40% of the population live in areas with no public health care.
Opium and heroin addiciton
People in Afghanistan are using opium to block pain. The pain of hunger, sickness, physical and mental trauma. There are now around 3 million addicts in this nation of about 30 million people, including tens of thousands of children.
Progress is hampered by a shortage of qualified teachers and poor facilities. Attacks on schools by militants is continuing, including the closure of 68 schools in Nangarhar Province by ISIL – affiliated groups. Schools are also being used for military purposes.
Sexual violence against children
Sexual violence in the context of armed conflict in Afghanistan remains an important though under reported issue. Children, especially boys, continue to be sexually abused and exploited by armed groups or wealthy warlords. The practice of ‘bacha bazzi’ (boy plays) uses young adolescent boys for dancing (in women’s clothes) and sexual favours (rape). The boys are usually forced into this by economic circumstances and as a means of survival.

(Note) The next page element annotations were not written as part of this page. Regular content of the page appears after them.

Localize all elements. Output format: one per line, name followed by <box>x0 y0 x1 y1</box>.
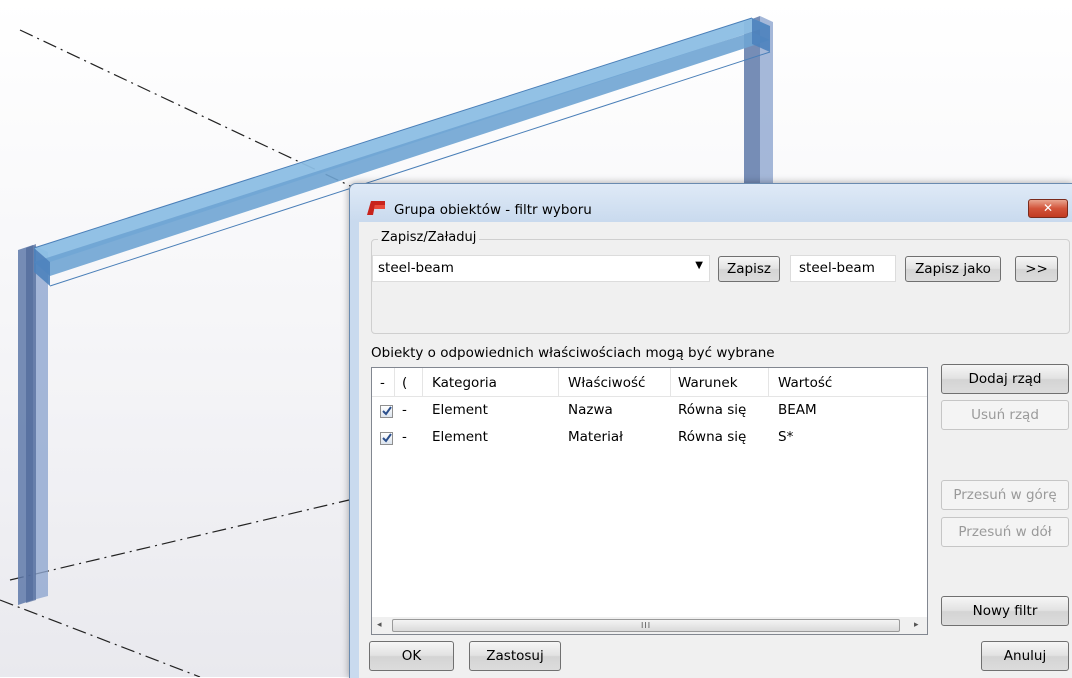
save-load-legend: Zapisz/Załaduj <box>378 230 480 245</box>
row-paren: - <box>402 429 407 445</box>
table-header: - ( Kategoria Właściwość Warunek Wartość <box>372 368 927 397</box>
tekla-app-icon <box>367 201 385 215</box>
expand-label: >> <box>1025 261 1048 277</box>
scroll-right-icon[interactable]: ▸ <box>914 620 919 630</box>
add-row-label: Dodaj rząd <box>968 371 1042 387</box>
save-as-label: Zapisz jako <box>915 261 991 277</box>
save-button[interactable]: Zapisz <box>718 256 780 282</box>
row-category: Element <box>432 429 488 445</box>
new-filter-button[interactable]: Nowy filtr <box>941 596 1069 626</box>
left-column <box>18 244 48 605</box>
column-separator <box>558 368 559 396</box>
new-filter-label: Nowy filtr <box>972 603 1038 619</box>
close-button[interactable]: ✕ <box>1028 199 1068 218</box>
close-icon: ✕ <box>1042 201 1054 215</box>
cancel-button[interactable]: Anuluj <box>981 641 1069 671</box>
row-condition: Równa się <box>678 402 747 418</box>
save-load-group: Zapisz/Załaduj <box>371 230 1070 334</box>
filter-rules-table[interactable]: - ( Kategoria Właściwość Warunek Wartość… <box>371 367 928 635</box>
column-separator <box>394 368 395 396</box>
dialog-body: Zapisz/Załaduj steel-beam ▼ Zapisz steel… <box>359 222 1072 678</box>
row-value: BEAM <box>778 402 817 418</box>
scroll-grip-icon: III <box>641 621 652 630</box>
dropdown-arrow-icon: ▼ <box>695 260 703 271</box>
remove-row-button[interactable]: Usuń rząd <box>941 400 1069 430</box>
table-row[interactable]: - Element Materiał Równa się S* <box>372 429 927 456</box>
move-down-label: Przesuń w dół <box>958 524 1052 540</box>
table-row[interactable]: - Element Nazwa Równa się BEAM <box>372 402 927 429</box>
checkbox-checked-icon[interactable] <box>380 432 393 445</box>
row-category: Element <box>432 402 488 418</box>
save-as-button[interactable]: Zapisz jako <box>905 256 1001 282</box>
ok-button[interactable]: OK <box>369 641 454 671</box>
move-down-button[interactable]: Przesuń w dół <box>941 517 1069 547</box>
move-up-button[interactable]: Przesuń w górę <box>941 480 1069 510</box>
column-header-value[interactable]: Wartość <box>778 375 832 391</box>
column-header-checkbox[interactable]: - <box>380 375 385 391</box>
add-row-button[interactable]: Dodaj rząd <box>941 364 1069 394</box>
scroll-left-icon[interactable]: ◂ <box>377 620 382 630</box>
cancel-label: Anuluj <box>1003 648 1047 664</box>
selection-filter-dialog: Grupa obiektów - filtr wyboru ✕ Zapisz/Z… <box>349 183 1072 678</box>
row-property: Nazwa <box>568 402 613 418</box>
hint-text: Obiekty o odpowiednich właściwościach mo… <box>371 345 775 361</box>
column-separator <box>670 368 671 396</box>
title-bar[interactable]: Grupa obiektów - filtr wyboru ✕ <box>350 184 1072 222</box>
column-separator <box>768 368 769 396</box>
apply-label: Zastosuj <box>486 648 544 664</box>
column-header-category[interactable]: Kategoria <box>432 375 497 391</box>
grid-lines <box>0 29 381 677</box>
column-header-property[interactable]: Właściwość <box>568 375 645 391</box>
apply-button[interactable]: Zastosuj <box>469 641 561 671</box>
filter-name-input[interactable]: steel-beam <box>790 255 896 282</box>
expand-button[interactable]: >> <box>1015 256 1058 282</box>
checkbox-checked-icon[interactable] <box>380 405 393 418</box>
dialog-title: Grupa obiektów - filtr wyboru <box>394 202 592 218</box>
row-condition: Równa się <box>678 429 747 445</box>
remove-row-label: Usuń rząd <box>971 407 1039 423</box>
column-separator <box>422 368 423 396</box>
move-up-label: Przesuń w górę <box>953 487 1057 503</box>
row-property: Materiał <box>568 429 623 445</box>
save-label: Zapisz <box>727 261 771 277</box>
saved-filters-combo[interactable]: steel-beam ▼ <box>372 255 710 282</box>
row-value: S* <box>778 429 794 445</box>
horizontal-scrollbar[interactable]: ◂ III ▸ <box>372 617 927 634</box>
combo-value: steel-beam <box>378 260 454 276</box>
ok-label: OK <box>401 648 422 664</box>
row-paren: - <box>402 402 407 418</box>
column-header-paren[interactable]: ( <box>402 375 407 391</box>
scroll-thumb[interactable]: III <box>392 619 900 632</box>
column-header-condition[interactable]: Warunek <box>678 375 738 391</box>
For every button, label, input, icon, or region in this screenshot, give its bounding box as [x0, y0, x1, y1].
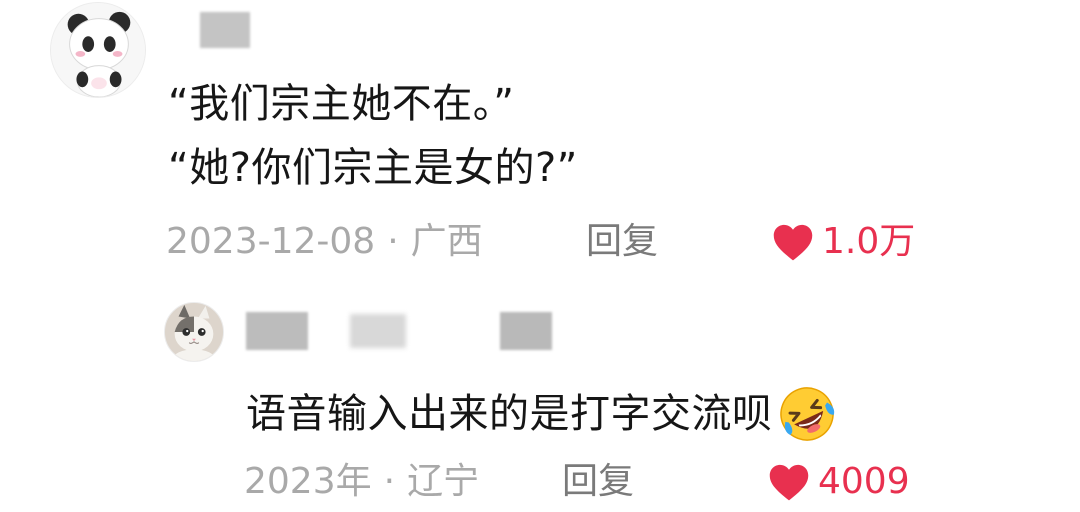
meta-separator: ·: [383, 461, 396, 502]
replier-username-part[interactable]: [350, 314, 406, 348]
cat-avatar-icon: [165, 303, 223, 361]
like-count: 1.0万: [822, 221, 916, 262]
comment-date: 2023-12-08: [166, 221, 376, 262]
replier-username-part[interactable]: [500, 312, 552, 350]
reply-text: 语音输入出来的是打字交流呗: [246, 382, 839, 446]
heart-icon: [769, 464, 809, 501]
reply-location: 辽宁: [407, 461, 480, 502]
reply-text-content: 语音输入出来的是打字交流呗: [246, 391, 773, 437]
reply-button[interactable]: 回复: [586, 220, 658, 264]
commenter-username[interactable]: [200, 12, 250, 48]
like-button[interactable]: 1.0万: [772, 220, 915, 264]
replier-username-part[interactable]: [246, 312, 308, 350]
reply-button[interactable]: 回复: [562, 460, 634, 504]
comment-meta: 2023-12-08 · 广西: [166, 220, 483, 264]
commenter-avatar[interactable]: [50, 2, 146, 98]
reply-date: 2023年: [244, 461, 372, 502]
rolling-laughing-emoji-icon: [779, 387, 834, 441]
reply-meta: 2023年 · 辽宁: [244, 460, 479, 504]
meta-separator: ·: [387, 221, 399, 262]
panda-avatar-icon: [51, 3, 145, 97]
like-count: 4009: [818, 461, 910, 502]
replier-avatar[interactable]: [164, 302, 224, 362]
comment-location: 广西: [410, 221, 483, 262]
heart-icon: [773, 224, 813, 261]
like-button[interactable]: 4009: [768, 460, 910, 504]
comment-line: “我们宗主她不在。”: [168, 81, 515, 127]
comment-line: “她?你们宗主是女的?”: [168, 145, 578, 191]
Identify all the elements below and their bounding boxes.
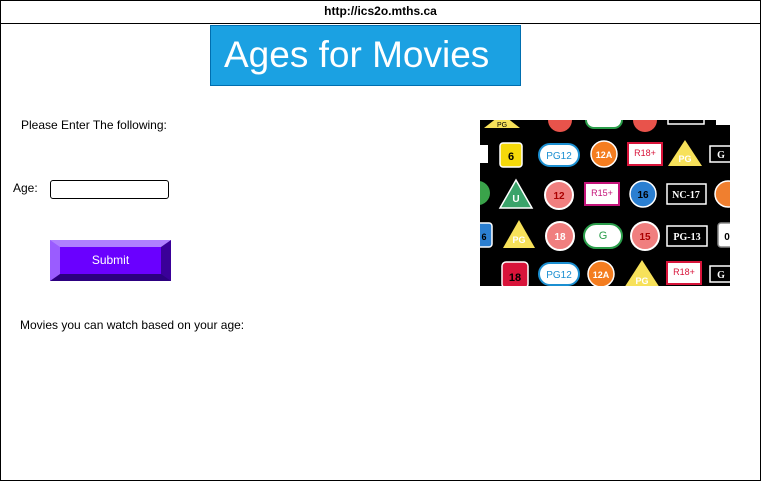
badge-15-icon: 15 — [630, 221, 660, 251]
badge-green-oval-icon — [585, 120, 623, 129]
svg-text:R18+: R18+ — [673, 267, 695, 277]
title-banner: Ages for Movies — [210, 25, 521, 86]
svg-text:12: 12 — [553, 191, 565, 202]
svg-text:PG: PG — [635, 276, 648, 286]
badge-r18-icon: R18+ — [666, 261, 702, 285]
svg-text:PG: PG — [512, 235, 525, 245]
badge-12a-icon: 12A — [587, 260, 615, 286]
svg-text:18: 18 — [509, 272, 521, 284]
badge-g-icon — [716, 120, 730, 125]
result-label: Movies you can watch based on your age: — [20, 318, 245, 332]
badge-white-rect-icon — [667, 120, 705, 125]
badge-g-oval-icon: G — [583, 223, 623, 249]
page-title: Ages for Movies — [224, 34, 490, 75]
svg-text:16: 16 — [637, 190, 649, 201]
svg-text:PG: PG — [678, 154, 691, 164]
badge-16-icon: 16 — [629, 180, 657, 208]
svg-text:18: 18 — [554, 232, 566, 243]
badge-r15-icon: R15+ — [584, 182, 620, 206]
badge-0-icon: 0 — [717, 222, 730, 248]
svg-text:R15+: R15+ — [591, 188, 613, 198]
svg-text:G: G — [717, 270, 725, 281]
svg-text:U: U — [512, 194, 519, 205]
badge-rect-icon — [480, 145, 488, 163]
submit-button[interactable]: Submit — [50, 240, 171, 281]
badge-g-icon: G — [709, 265, 730, 283]
badge-pg12-icon: PG12 — [538, 143, 580, 167]
svg-text:15: 15 — [639, 232, 651, 243]
age-input[interactable] — [50, 180, 169, 199]
movie-ratings-image: PG 6 PG12 12A R18+ PG G U 12 R15+ 16 NC-… — [480, 120, 730, 286]
svg-text:6: 6 — [508, 151, 514, 163]
badge-18-icon: 18 — [545, 221, 575, 251]
svg-text:PG12: PG12 — [546, 270, 572, 281]
badge-pg12-icon: PG12 — [538, 262, 580, 286]
badge-nc17-icon: NC-17 — [666, 183, 707, 205]
badge-pg13-icon: PG-13 — [666, 225, 708, 247]
svg-text:PG-13: PG-13 — [673, 232, 700, 243]
svg-text:G: G — [717, 150, 725, 161]
badge-12a-icon: 12A — [590, 140, 618, 168]
url-bar[interactable]: http://ics2o.mths.ca — [0, 0, 761, 24]
svg-text:G: G — [599, 230, 608, 242]
badge-12-icon: 12 — [544, 180, 574, 210]
svg-text:NC-17: NC-17 — [672, 190, 700, 201]
svg-text:12A: 12A — [596, 150, 613, 160]
badge-18-icon: 18 — [501, 261, 529, 286]
svg-text:6: 6 — [481, 232, 486, 242]
badge-r18-icon: R18+ — [627, 142, 663, 166]
svg-text:PG: PG — [497, 122, 507, 129]
svg-text:PG12: PG12 — [546, 151, 572, 162]
age-label: Age: — [13, 181, 38, 195]
svg-text:R18+: R18+ — [634, 148, 656, 158]
badge-6-icon: 6 — [480, 222, 493, 248]
form-prompt: Please Enter The following: — [21, 118, 167, 132]
svg-text:0: 0 — [724, 232, 730, 243]
badge-6-icon: 6 — [499, 142, 523, 168]
svg-text:12A: 12A — [593, 270, 610, 280]
badge-g-icon: G — [709, 145, 730, 163]
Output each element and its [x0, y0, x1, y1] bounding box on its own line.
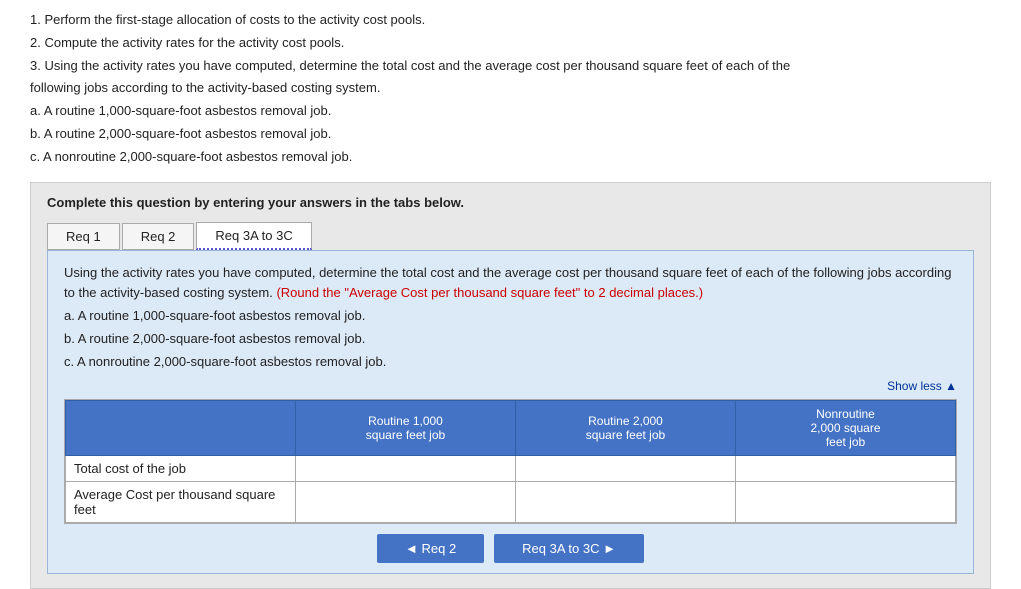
- tabs-row: Req 1 Req 2 Req 3A to 3C: [47, 222, 974, 250]
- data-table-wrapper: Routine 1,000 square feet job Routine 2,…: [64, 399, 957, 524]
- show-less-button[interactable]: Show less ▲: [64, 379, 957, 393]
- row2-col3-cell[interactable]: [516, 481, 736, 522]
- question-box: Complete this question by entering your …: [30, 182, 991, 589]
- instruction-line4: a. A routine 1,000-square-foot asbestos …: [30, 101, 991, 122]
- desc-line1: Using the activity rates you have comput…: [64, 263, 957, 305]
- desc-line-a: a. A routine 1,000-square-foot asbestos …: [64, 306, 957, 327]
- prev-button[interactable]: ◄ Req 2: [377, 534, 484, 563]
- row2-col4-cell[interactable]: [736, 481, 956, 522]
- tab-description: Using the activity rates you have comput…: [64, 263, 957, 373]
- col2-header: Routine 1,000 square feet job: [296, 400, 516, 455]
- instruction-line5: b. A routine 2,000-square-foot asbestos …: [30, 124, 991, 145]
- instruction-line1: 1. Perform the first-stage allocation of…: [30, 10, 991, 31]
- tab-content-area: Using the activity rates you have comput…: [47, 250, 974, 574]
- row1-col2-input[interactable]: [296, 456, 515, 481]
- desc-line-c: c. A nonroutine 2,000-square-foot asbest…: [64, 352, 957, 373]
- instruction-line2: 2. Compute the activity rates for the ac…: [30, 33, 991, 54]
- tab-req3a3c[interactable]: Req 3A to 3C: [196, 222, 311, 250]
- row1-col2-cell[interactable]: [296, 455, 516, 481]
- desc-line-b: b. A routine 2,000-square-foot asbestos …: [64, 329, 957, 350]
- row2-col2-cell[interactable]: [296, 481, 516, 522]
- table-row: Average Cost per thousand square feet: [66, 481, 956, 522]
- next-button[interactable]: Req 3A to 3C ►: [494, 534, 644, 563]
- row2-col3-input[interactable]: [516, 489, 735, 514]
- data-table: Routine 1,000 square feet job Routine 2,…: [65, 400, 956, 523]
- row1-col4-cell[interactable]: [736, 455, 956, 481]
- col1-header: [66, 400, 296, 455]
- tab-req1[interactable]: Req 1: [47, 223, 120, 250]
- row1-col4-input[interactable]: [736, 456, 955, 481]
- nav-buttons-row: ◄ Req 2 Req 3A to 3C ►: [64, 534, 957, 563]
- table-row: Total cost of the job: [66, 455, 956, 481]
- row1-col3-input[interactable]: [516, 456, 735, 481]
- row1-label: Total cost of the job: [66, 455, 296, 481]
- row1-col3-cell[interactable]: [516, 455, 736, 481]
- col4-header: Nonroutine 2,000 square feet job: [736, 400, 956, 455]
- row2-col4-input[interactable]: [736, 489, 955, 514]
- instructions-block: 1. Perform the first-stage allocation of…: [30, 10, 991, 168]
- tab-req2[interactable]: Req 2: [122, 223, 195, 250]
- instruction-line6: c. A nonroutine 2,000-square-foot asbest…: [30, 147, 991, 168]
- bold-instruction: Complete this question by entering your …: [47, 195, 974, 210]
- instruction-line3b: following jobs according to the activity…: [30, 78, 991, 99]
- row2-label: Average Cost per thousand square feet: [66, 481, 296, 522]
- instruction-line3: 3. Using the activity rates you have com…: [30, 56, 991, 77]
- col3-header: Routine 2,000 square feet job: [516, 400, 736, 455]
- row2-col2-input[interactable]: [296, 489, 515, 514]
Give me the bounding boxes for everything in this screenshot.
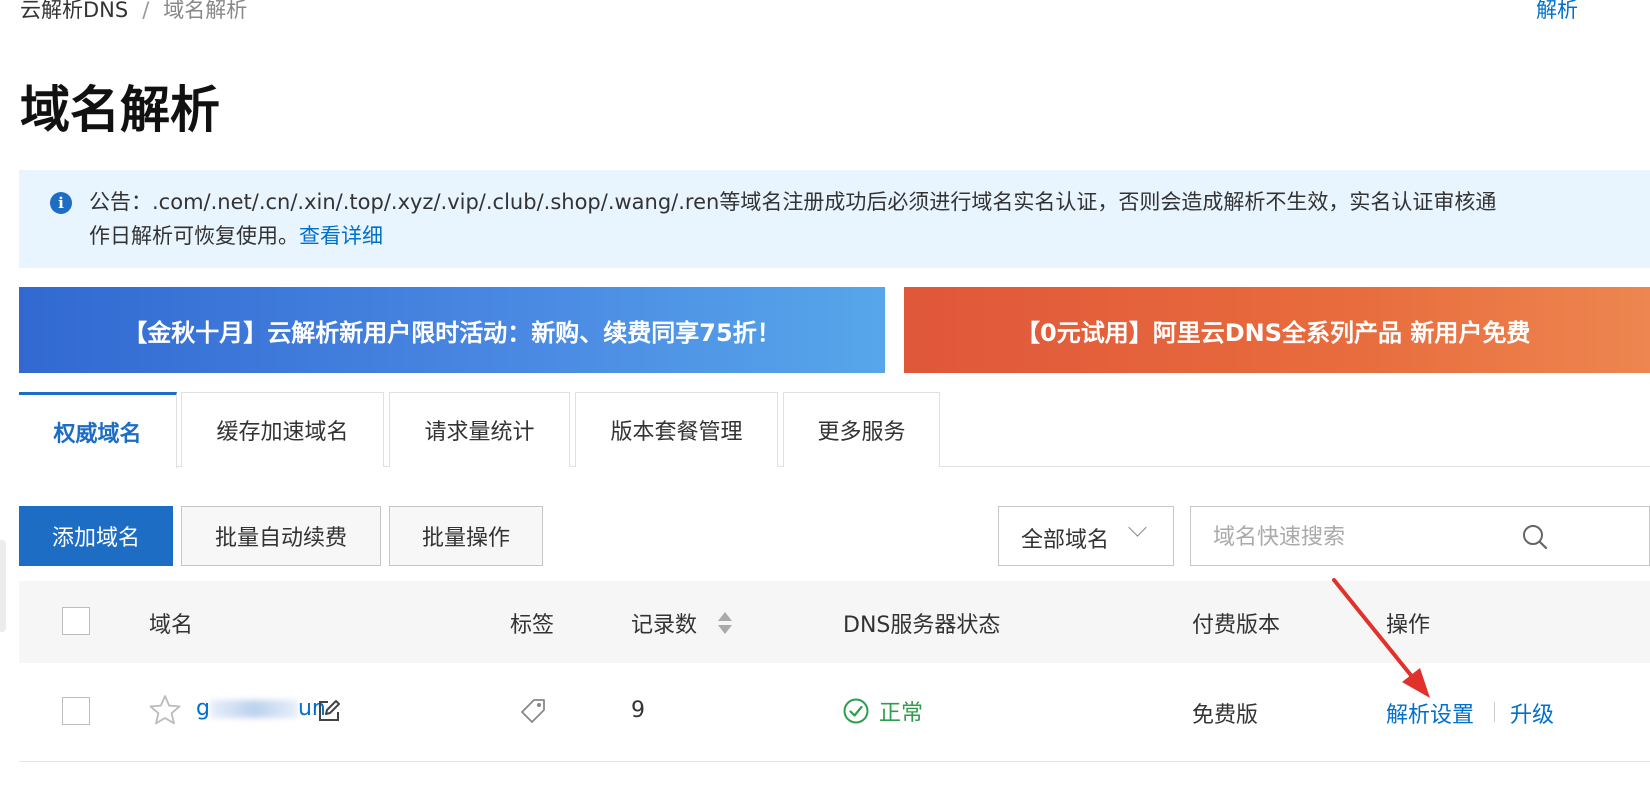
notice-text-line2-body: 作日解析可恢复使用。 xyxy=(89,224,299,248)
dns-status-text: 正常 xyxy=(879,701,924,726)
breadcrumb-separator: / xyxy=(142,0,150,22)
search-box xyxy=(1190,506,1650,566)
column-header-tag: 标签 xyxy=(510,613,555,638)
promo-banner-free-trial[interactable]: 【0元试用】阿里云DNS全系列产品 新用户免费 xyxy=(904,287,1650,373)
tab-plan-management[interactable]: 版本套餐管理 xyxy=(575,392,778,467)
row-checkbox[interactable] xyxy=(62,697,90,725)
batch-auto-renew-button[interactable]: 批量自动续费 xyxy=(181,506,381,566)
action-separator xyxy=(1494,702,1495,722)
add-domain-button[interactable]: 添加域名 xyxy=(19,506,173,566)
batch-operations-button[interactable]: 批量操作 xyxy=(389,506,543,566)
domain-name-prefix: g xyxy=(196,696,210,721)
star-icon[interactable] xyxy=(148,693,182,731)
red-arrow-annotation xyxy=(1332,578,1430,698)
column-header-records[interactable]: 记录数 xyxy=(631,607,697,639)
info-icon: i xyxy=(50,192,72,214)
breadcrumb-root[interactable]: 云解析DNS xyxy=(20,0,128,22)
notice-text-line2: 作日解析可恢复使用。查看详细 xyxy=(89,220,383,250)
top-right-link[interactable]: 解析 xyxy=(1536,0,1578,24)
sort-icon[interactable] xyxy=(717,610,733,640)
notice-banner: i 公告：.com/.net/.cn/.xin/.top/.xyz/.vip/.… xyxy=(19,170,1650,268)
breadcrumb-current: 域名解析 xyxy=(163,0,248,22)
column-header-dns-status: DNS服务器状态 xyxy=(843,613,1001,638)
domain-name-redacted xyxy=(209,700,298,718)
column-header-edition: 付费版本 xyxy=(1192,613,1281,638)
notice-details-link[interactable]: 查看详细 xyxy=(299,224,383,248)
tab-more-services[interactable]: 更多服务 xyxy=(783,392,940,467)
tab-authoritative-domains[interactable]: 权威域名 xyxy=(19,392,177,468)
domain-filter-select[interactable]: 全部域名 xyxy=(998,506,1174,566)
page-title: 域名解析 xyxy=(20,81,220,139)
check-circle-icon xyxy=(843,698,869,728)
tab-cache-accelerated-domains[interactable]: 缓存加速域名 xyxy=(181,392,384,467)
edit-icon[interactable] xyxy=(316,698,342,728)
promo-banner-autumn[interactable]: 【金秋十月】云解析新用户限时活动：新购、续费同享75折！ xyxy=(19,287,885,373)
promo-banner-free-trial-text: 【0元试用】阿里云DNS全系列产品 新用户免费 xyxy=(1016,318,1531,347)
chevron-down-icon xyxy=(1128,518,1147,537)
column-header-domain: 域名 xyxy=(149,613,194,638)
select-all-checkbox[interactable] xyxy=(62,607,90,635)
search-icon[interactable] xyxy=(1521,523,1549,555)
notice-text-line1: 公告：.com/.net/.cn/.xin/.top/.xyz/.vip/.cl… xyxy=(89,190,1497,214)
domain-search-input[interactable] xyxy=(1211,519,1515,555)
domain-filter-value: 全部域名 xyxy=(1021,528,1110,553)
domain-name-link[interactable]: g un xyxy=(196,696,326,721)
record-count: 9 xyxy=(631,698,645,723)
edition-text: 免费版 xyxy=(1192,703,1259,728)
promo-banner-autumn-text: 【金秋十月】云解析新用户限时活动：新购、续费同享75折！ xyxy=(123,318,781,347)
upgrade-link[interactable]: 升级 xyxy=(1510,697,1554,729)
breadcrumb: 云解析DNS / 域名解析 xyxy=(20,0,247,24)
tag-icon[interactable] xyxy=(519,697,547,729)
side-handle[interactable] xyxy=(0,540,6,632)
tab-request-statistics[interactable]: 请求量统计 xyxy=(389,392,570,467)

Fifty-seven percent of all marriages that take place in Afghanistan are classified as child marriages by UNIFEM (under the legal age of 16), and 70 to 80 percent of these as forced marriages. These practices underlie many of the problems faced by women and girls, with a correlation between domestic violence and child/forced marriage. Early marriages often contribute to girls dropping out of school and to early childbearing, with the attendant risks of health complications or maternal death.
Many Afghan girls and women are attempting to escape forced marriage or violent abuse by commiting suicide or disfiguring themselves through burning.